1Climate, Ocean, and Sea Ice Modeling Group, Computational Physics and Methods (CCS-2), Los Alamos National Laboratory, New Mexico, USA
2Cooperative Institute for Research in the Atmosphere,Colorado State University, Colorado, USA
3Cooperative Institute for Research in Environmental Sciences, University of Colorado, Colorado, USA
4Institute for Marine and Atmospheric Research, Utrecht University, Utrecht, Holland
5Department of Geography and Geology, University of Copenhagen, Copenhagen, Denmark
Abstract.
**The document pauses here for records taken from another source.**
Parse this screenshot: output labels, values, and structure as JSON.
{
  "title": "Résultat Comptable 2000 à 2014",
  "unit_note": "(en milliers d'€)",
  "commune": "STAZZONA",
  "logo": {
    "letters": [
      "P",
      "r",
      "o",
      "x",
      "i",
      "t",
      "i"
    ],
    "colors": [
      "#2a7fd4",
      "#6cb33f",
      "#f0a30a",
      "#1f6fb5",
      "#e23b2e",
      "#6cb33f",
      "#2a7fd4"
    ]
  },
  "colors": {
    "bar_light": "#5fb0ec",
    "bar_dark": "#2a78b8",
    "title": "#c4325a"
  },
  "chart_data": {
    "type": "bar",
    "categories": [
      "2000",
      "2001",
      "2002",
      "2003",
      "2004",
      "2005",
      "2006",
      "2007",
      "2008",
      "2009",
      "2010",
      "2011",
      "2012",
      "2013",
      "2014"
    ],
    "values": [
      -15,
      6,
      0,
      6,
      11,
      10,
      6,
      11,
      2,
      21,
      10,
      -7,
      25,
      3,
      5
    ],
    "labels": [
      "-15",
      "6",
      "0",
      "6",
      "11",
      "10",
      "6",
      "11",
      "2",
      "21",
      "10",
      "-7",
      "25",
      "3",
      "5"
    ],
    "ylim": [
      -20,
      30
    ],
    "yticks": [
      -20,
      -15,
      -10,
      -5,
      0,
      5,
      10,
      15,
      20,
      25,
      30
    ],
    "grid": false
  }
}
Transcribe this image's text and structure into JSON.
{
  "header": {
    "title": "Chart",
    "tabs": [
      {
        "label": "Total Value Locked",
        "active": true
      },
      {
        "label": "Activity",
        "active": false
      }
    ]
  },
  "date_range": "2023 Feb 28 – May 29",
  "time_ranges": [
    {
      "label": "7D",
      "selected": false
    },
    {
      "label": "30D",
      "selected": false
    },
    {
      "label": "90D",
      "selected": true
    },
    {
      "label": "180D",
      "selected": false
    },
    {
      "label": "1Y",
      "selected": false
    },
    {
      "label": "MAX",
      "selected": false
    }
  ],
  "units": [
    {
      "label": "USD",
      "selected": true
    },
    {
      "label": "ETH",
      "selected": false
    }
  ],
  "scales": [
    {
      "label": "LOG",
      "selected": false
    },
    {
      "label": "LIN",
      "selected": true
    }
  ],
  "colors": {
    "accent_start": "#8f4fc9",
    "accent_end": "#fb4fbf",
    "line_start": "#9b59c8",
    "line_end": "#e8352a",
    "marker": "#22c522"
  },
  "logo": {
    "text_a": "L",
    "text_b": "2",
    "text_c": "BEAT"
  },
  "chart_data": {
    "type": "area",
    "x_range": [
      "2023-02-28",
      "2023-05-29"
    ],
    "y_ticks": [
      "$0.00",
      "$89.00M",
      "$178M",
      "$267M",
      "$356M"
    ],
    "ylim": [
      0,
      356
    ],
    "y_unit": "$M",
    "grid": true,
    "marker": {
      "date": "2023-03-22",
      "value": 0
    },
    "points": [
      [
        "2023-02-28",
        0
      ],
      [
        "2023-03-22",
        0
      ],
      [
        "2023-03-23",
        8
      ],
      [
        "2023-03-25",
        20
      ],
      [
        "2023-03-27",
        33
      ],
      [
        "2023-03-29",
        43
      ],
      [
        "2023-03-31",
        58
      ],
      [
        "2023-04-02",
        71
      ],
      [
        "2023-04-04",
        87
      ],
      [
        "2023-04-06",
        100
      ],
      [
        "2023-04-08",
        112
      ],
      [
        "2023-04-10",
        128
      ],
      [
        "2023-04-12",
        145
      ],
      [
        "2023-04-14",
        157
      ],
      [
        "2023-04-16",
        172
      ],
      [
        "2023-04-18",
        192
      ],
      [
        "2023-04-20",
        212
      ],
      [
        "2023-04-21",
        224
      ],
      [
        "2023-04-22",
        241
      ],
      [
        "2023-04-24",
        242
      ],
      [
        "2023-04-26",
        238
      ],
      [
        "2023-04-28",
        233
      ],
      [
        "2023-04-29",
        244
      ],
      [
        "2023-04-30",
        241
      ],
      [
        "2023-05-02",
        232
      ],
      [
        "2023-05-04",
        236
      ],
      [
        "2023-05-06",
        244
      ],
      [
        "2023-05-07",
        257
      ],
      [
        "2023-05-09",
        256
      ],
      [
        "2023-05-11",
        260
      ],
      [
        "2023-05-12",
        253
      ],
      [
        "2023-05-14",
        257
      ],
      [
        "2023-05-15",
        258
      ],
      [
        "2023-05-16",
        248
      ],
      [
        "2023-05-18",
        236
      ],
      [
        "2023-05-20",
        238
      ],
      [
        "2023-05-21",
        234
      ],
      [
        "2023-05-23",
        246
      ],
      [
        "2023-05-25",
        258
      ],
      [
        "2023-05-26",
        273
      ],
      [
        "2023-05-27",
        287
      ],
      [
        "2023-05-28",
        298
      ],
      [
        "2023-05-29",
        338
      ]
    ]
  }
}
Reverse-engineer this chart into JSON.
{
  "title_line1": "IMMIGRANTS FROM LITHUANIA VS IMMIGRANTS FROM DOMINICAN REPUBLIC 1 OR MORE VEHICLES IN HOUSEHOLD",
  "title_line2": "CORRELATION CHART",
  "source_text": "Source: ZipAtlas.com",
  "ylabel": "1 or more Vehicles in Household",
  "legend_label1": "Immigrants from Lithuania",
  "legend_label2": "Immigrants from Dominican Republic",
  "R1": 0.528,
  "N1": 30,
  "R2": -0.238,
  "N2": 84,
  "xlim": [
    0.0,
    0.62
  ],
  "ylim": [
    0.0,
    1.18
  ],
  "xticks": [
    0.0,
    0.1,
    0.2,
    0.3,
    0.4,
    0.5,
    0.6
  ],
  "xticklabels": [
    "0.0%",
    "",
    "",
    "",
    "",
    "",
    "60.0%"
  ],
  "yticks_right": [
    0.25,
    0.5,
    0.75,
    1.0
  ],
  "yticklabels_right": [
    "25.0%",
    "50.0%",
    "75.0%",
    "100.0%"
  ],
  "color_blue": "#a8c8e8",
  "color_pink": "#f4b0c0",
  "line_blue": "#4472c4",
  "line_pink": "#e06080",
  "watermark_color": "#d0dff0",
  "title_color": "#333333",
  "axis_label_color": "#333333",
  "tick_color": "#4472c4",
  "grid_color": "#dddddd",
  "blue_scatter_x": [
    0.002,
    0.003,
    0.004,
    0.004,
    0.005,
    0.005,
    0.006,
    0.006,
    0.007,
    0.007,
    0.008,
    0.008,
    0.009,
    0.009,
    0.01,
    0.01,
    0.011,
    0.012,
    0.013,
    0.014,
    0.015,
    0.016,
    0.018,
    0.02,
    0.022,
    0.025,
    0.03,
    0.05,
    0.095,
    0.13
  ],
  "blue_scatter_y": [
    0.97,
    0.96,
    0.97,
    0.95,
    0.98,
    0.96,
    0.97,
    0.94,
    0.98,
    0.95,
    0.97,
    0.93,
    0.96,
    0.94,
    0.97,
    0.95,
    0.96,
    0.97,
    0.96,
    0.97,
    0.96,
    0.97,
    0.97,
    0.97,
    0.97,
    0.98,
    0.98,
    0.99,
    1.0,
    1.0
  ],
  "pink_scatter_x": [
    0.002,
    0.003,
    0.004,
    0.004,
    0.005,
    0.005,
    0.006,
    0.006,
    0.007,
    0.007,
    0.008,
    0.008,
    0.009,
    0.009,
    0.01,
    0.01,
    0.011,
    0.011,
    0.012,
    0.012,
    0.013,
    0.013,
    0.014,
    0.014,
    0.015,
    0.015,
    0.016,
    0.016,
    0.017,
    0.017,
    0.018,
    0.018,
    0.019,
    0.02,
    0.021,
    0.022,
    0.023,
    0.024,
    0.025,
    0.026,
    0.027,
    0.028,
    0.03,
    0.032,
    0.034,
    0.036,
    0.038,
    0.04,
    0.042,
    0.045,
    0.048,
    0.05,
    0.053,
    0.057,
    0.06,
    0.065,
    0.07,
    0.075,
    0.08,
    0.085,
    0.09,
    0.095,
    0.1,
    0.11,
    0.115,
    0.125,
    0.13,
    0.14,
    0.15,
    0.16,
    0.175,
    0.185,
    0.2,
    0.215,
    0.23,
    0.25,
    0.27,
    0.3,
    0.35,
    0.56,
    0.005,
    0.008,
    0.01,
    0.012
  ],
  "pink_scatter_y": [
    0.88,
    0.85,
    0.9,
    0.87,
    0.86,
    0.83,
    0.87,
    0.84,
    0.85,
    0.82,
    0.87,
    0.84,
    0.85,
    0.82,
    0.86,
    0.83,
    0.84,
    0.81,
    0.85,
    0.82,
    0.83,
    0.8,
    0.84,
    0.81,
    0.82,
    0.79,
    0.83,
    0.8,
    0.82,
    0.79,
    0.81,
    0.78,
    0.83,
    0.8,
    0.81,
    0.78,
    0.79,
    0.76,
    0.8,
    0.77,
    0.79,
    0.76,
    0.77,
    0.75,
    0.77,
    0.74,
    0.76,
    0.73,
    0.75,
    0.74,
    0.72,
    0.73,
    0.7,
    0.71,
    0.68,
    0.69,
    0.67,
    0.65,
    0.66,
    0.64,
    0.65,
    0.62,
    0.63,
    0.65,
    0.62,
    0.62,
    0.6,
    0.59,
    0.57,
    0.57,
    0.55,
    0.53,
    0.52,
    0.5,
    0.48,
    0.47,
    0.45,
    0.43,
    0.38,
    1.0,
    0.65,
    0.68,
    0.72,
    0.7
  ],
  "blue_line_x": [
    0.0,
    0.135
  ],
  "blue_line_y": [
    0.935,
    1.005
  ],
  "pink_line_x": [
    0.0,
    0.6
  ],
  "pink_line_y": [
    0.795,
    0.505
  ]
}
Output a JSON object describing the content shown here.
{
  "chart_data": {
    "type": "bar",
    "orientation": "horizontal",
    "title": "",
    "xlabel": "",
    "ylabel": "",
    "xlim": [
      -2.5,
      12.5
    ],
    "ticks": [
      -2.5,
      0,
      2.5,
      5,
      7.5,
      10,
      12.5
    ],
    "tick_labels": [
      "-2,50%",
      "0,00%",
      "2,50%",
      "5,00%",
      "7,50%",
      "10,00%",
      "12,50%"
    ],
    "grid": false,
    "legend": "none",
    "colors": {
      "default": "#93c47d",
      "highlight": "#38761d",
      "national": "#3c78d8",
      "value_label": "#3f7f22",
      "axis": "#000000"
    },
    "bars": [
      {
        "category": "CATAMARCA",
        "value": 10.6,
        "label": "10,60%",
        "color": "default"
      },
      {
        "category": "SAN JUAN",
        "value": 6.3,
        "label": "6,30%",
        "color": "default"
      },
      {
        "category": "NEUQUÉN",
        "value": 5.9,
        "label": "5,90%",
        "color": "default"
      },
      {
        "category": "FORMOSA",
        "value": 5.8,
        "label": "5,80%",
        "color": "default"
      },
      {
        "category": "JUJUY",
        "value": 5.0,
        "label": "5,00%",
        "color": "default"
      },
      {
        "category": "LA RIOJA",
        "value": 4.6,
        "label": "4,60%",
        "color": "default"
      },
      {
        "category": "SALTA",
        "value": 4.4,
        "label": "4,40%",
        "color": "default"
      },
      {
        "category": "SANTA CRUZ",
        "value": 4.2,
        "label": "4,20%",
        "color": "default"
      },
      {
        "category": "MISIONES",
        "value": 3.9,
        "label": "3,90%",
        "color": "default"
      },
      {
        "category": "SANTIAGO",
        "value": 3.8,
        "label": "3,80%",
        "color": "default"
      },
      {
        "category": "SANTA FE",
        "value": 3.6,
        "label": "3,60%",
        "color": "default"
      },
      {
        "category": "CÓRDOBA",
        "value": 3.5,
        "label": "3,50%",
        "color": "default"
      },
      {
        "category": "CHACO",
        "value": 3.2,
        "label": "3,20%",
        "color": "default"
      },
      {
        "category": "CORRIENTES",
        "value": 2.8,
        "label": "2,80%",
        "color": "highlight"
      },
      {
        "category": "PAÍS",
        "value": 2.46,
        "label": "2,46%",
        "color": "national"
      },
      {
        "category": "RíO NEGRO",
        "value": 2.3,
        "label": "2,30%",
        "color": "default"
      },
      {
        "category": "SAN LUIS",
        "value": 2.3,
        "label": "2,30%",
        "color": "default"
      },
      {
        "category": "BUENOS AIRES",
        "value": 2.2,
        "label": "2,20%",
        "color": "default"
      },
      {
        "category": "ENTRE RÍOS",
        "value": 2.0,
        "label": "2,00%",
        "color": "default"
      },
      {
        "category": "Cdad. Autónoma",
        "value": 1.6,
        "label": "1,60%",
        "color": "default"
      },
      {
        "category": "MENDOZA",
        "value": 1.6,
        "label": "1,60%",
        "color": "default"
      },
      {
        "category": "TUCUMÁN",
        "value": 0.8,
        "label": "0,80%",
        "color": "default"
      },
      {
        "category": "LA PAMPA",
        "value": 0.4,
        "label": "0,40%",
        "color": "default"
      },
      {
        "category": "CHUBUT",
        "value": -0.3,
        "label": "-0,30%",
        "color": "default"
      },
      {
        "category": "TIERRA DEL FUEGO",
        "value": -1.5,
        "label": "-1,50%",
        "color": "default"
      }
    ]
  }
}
This observation and modeling study provides insights into runoff exiting the Watson River drainage basin, Kangerlussuaq, West Greenland during a 30 year period (1978/79–2007/08) when the climate experienced increasing temperatures and precipitation. The 30-year simulations quantify the terrestrial freshwater output from part of the Greenland Ice Sheet (GrIS) and the land between the GrIS and the ocean, in the context of global warming and increasing GrIS surface melt. We used a snow-evolution modeling system (SnowModel) to simulate the winter accumulation and summer ablation processes, including runoff and surface mass balance (SMB), of the ice sheet. To a large extent, the SMB fluctuations could be explained by changes in net precipitation (precipitation minus evaporation and sublimation), with 8 out of 30 years having negative SMB, mainly because of relatively low annual net precipitation. The overall trend in net precipitation and runoff increased significantly, while SMB increased insignificantly throughout the simulation period, leading to enhanced precipitation of 0.59 km3 w.eq. (or 60%), runoff of 0.43 km3 w.eq. (or 54%), and SMB of 0.16 km3 w.eq. (or 86%). Runoff rose on average from 0.80 km3 w.eq. in 1978/79 to 1.23 km3 w.eq. in 2007/08. The percentage of catchment outlet runoff explained by runoff from the GrIS decreased on average ∼10%.